When You Should Consider VUR Correction

  • High-Grade Reflux: Grades 4 and 5 are significantly less likely to resolve spontaneously as the child ages.

  • Breakthrough Infections: Frequent or severe urinary tract infections (UTIs) that occur despite the use of preventative antibiotics.

  • Kidney Damage: Clinical evidence of new or progressive kidney scarring or thinning of the kidney tissue.

  • Persistent Reflux: Cases that do not show signs of improvement beyond ages 3 to 5.

  • Bowel and Bladder Dysfunction (BBD): When chronic constipation or irregular voiding habits interfere with the natural resolution of the reflux.

How Is Performed

  • Endoscopic Injection: A urologist inserts a small telescope (cystoscope) into the bladder and injects a bulking agent (such as Deflux) around the ureteral opening to strengthen the natural valve.

  • Open Ureteral Reimplantation: Through a lower abdominal incision, the surgeon manually repositions the ureter into the bladder wall to restore the one-way flap-valve mechanism.

  • Robotic-Assisted Surgery: Using small incisions and robotic arms, surgeons perform the same reimplantation as open surgery with enhanced precision.

  • Cystoscopy: Real-time imaging of the bladder interior is used during minimally invasive procedures to ensure the bulking agent creates a proper "mound."

  • Ureteral Tailoring: In cases where the ureter is severely dilated (megaureter), the surgeon may narrow the tube before reattaching it to the bladder.

Pre-Procedure Preparation

  • Medical Evaluation: A pediatric urologist evaluates the child's history of infections and reviews previous imaging to determine the reflux grade.

  • Urinalysis: Ensuring the urine is sterile and free of infection before proceeding with any surgical or endoscopic intervention.

  • Bowel Management: Treating constipation before surgery is critical, as a full rectum can put pressure on the bladder and affect surgical outcomes.

  • Fasting: Following strict "nothing by mouth" (NPO) instructions for several hours before the procedure to ensure anesthesia safety.

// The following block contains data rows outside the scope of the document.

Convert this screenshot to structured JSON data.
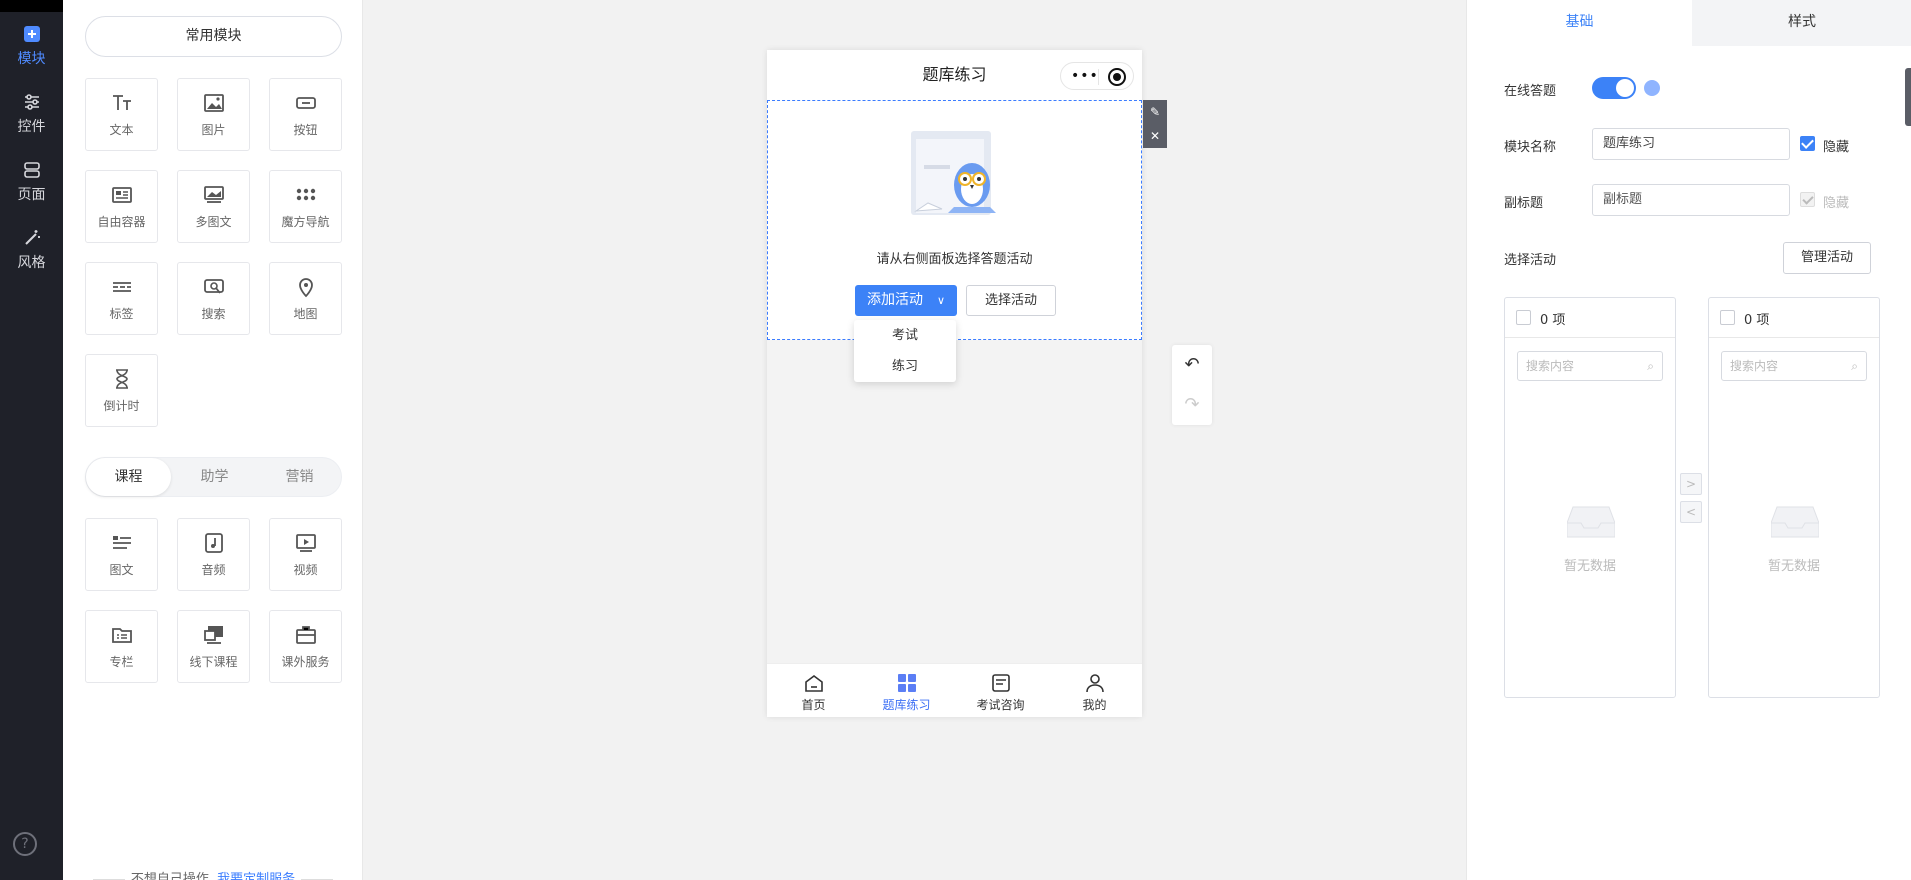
{
  "rail": {
    "items": [
      {
        "label": "模块",
        "icon": "plus-square-icon",
        "active": true
      },
      {
        "label": "控件",
        "icon": "sliders-icon",
        "active": false
      },
      {
        "label": "页面",
        "icon": "layers-icon",
        "active": false
      },
      {
        "label": "风格",
        "icon": "magic-wand-icon",
        "active": false
      }
    ],
    "help": "?"
  },
  "modules": {
    "common_label": "常用模块",
    "common_items": [
      "文本",
      "图片",
      "按钮",
      "自由容器",
      "多图文",
      "魔方导航",
      "标签",
      "搜索",
      "地图",
      "倒计时"
    ],
    "tabs": [
      "课程",
      "助学",
      "营销"
    ],
    "course_items": [
      "图文",
      "音频",
      "视频",
      "专栏",
      "线下课程",
      "课外服务"
    ],
    "footer_text": "不想自己操作",
    "footer_link": "我要定制服务"
  },
  "phone": {
    "title": "题库练习",
    "empty_text": "请从右侧面板选择答题活动",
    "add_button": "添加活动",
    "choose_button": "选择活动",
    "dropdown": [
      "考试",
      "练习"
    ],
    "tabbar": [
      {
        "label": "首页",
        "icon": "home-icon",
        "active": false
      },
      {
        "label": "题库练习",
        "icon": "grid-icon",
        "active": true
      },
      {
        "label": "考试咨询",
        "icon": "document-icon",
        "active": false
      },
      {
        "label": "我的",
        "icon": "user-icon",
        "active": false
      }
    ]
  },
  "settings": {
    "tabs": [
      "基础",
      "样式"
    ],
    "online_label": "在线答题",
    "online_enabled": true,
    "module_name_label": "模块名称",
    "module_name_value": "题库练习",
    "hide_label": "隐藏",
    "subtitle_label": "副标题",
    "subtitle_placeholder": "副标题",
    "hide_label_disabled": "隐藏",
    "select_activity_label": "选择活动",
    "manage_button": "管理活动",
    "transfer_left": {
      "count": "0 项",
      "search_placeholder": "搜索内容",
      "empty": "暂无数据"
    },
    "transfer_right": {
      "count": "0 项",
      "search_placeholder": "搜索内容",
      "empty": "暂无数据"
    },
    "arrow_right": ">",
    "arrow_left": "<"
  },
  "colors": {
    "accent": "#3c82f7",
    "rail_bg": "#1f2129"
  }
}
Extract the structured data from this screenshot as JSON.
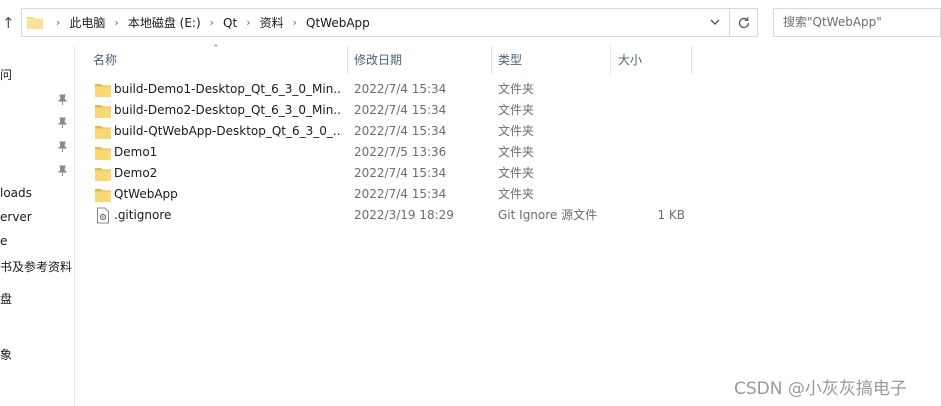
{
  "address": {
    "breadcrumbs": [
      "此电脑",
      "本地磁盘 (E:)",
      "Qt",
      "资料",
      "QtWebApp"
    ]
  },
  "search": {
    "placeholder": "搜索\"QtWebApp\""
  },
  "sidebar": {
    "items": [
      {
        "label": "问"
      },
      {
        "label": "loads"
      },
      {
        "label": "erver"
      },
      {
        "label": "e"
      },
      {
        "label": "书及参考资料"
      },
      {
        "label": "盘"
      },
      {
        "label": "象"
      }
    ]
  },
  "columns": {
    "name": "名称",
    "date": "修改日期",
    "type": "类型",
    "size": "大小"
  },
  "files": [
    {
      "name": "build-Demo1-Desktop_Qt_6_3_0_Min...",
      "date": "2022/7/4 15:34",
      "type": "文件夹",
      "size": "",
      "icon": "folder-icon"
    },
    {
      "name": "build-Demo2-Desktop_Qt_6_3_0_Min...",
      "date": "2022/7/4 15:34",
      "type": "文件夹",
      "size": "",
      "icon": "folder-icon"
    },
    {
      "name": "build-QtWebApp-Desktop_Qt_6_3_0_...",
      "date": "2022/7/4 15:34",
      "type": "文件夹",
      "size": "",
      "icon": "folder-icon"
    },
    {
      "name": "Demo1",
      "date": "2022/7/5 13:36",
      "type": "文件夹",
      "size": "",
      "icon": "folder-icon"
    },
    {
      "name": "Demo2",
      "date": "2022/7/4 15:34",
      "type": "文件夹",
      "size": "",
      "icon": "folder-icon"
    },
    {
      "name": "QtWebApp",
      "date": "2022/7/4 15:34",
      "type": "文件夹",
      "size": "",
      "icon": "folder-icon"
    },
    {
      "name": ".gitignore",
      "date": "2022/3/19 18:29",
      "type": "Git Ignore 源文件",
      "size": "1 KB",
      "icon": "file-icon"
    }
  ],
  "watermark": "CSDN @小灰灰搞电子",
  "colors": {
    "folder": "#f8d775",
    "header_text": "#4c607a"
  }
}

Tests Before VUR Correction

  • Voiding Cystourethrogram (VCUG): The primary test used to diagnose and grade the severity of the reflux (Grades 1 through 5).

  • Renal Ultrasound: To monitor the size of the kidneys and check for signs of swelling (hydronephrosis) or scarring.

  • DMSA Scan: A specialized nuclear medicine scan used to detect permanent kidney scarring or determine how much each kidney is functioning.

  • Urodynamics: Occasionally performed if there is a suspicion that high bladder pressure is causing the reflux.

Life After VUR Correction

  • Recovery Time: Endoscopic injections are typically outpatient procedures; open or robotic surgery may require a 1 to 2-night hospital stay.

  • Hydration: Encouraging plenty of fluids to help flush the bladder and prevent post-operative discomfort.

  • Activity Restrictions: Most children can return to normal play within a few days after endoscopic treatment, or 2 to 3 weeks following major surgery.

  • Follow-up Imaging: A repeat VCUG or ultrasound is usually performed several months later to confirm the reflux has been successfully corrected.

  • Voiding Schedule: Maintaining a regular bathroom schedule (every 2–3 hours) helps maintain low bladder pressure and supports long-term success.

Why Specialized Treatment Is Highly Effective

  • Protects Kidney Health: Effectively stops the backflow of bacteria-laden urine, preventing life-long kidney scarring.

  • High Success Rates: Surgical reimplantation is the "gold standard" with success rates between 95% and 98%.

  • Minimally Invasive Options: Endoscopic injections offer a quick, incision-free alternative with a high success rate for moderate reflux.

  • Eliminates Antibiotic Dependence: Successful correction often allows children to stop daily preventative antibiotic therapy.

  • Functional Restoration: Rebuilds the natural flap-valve mechanism that should have developed at birth, providing a permanent solution.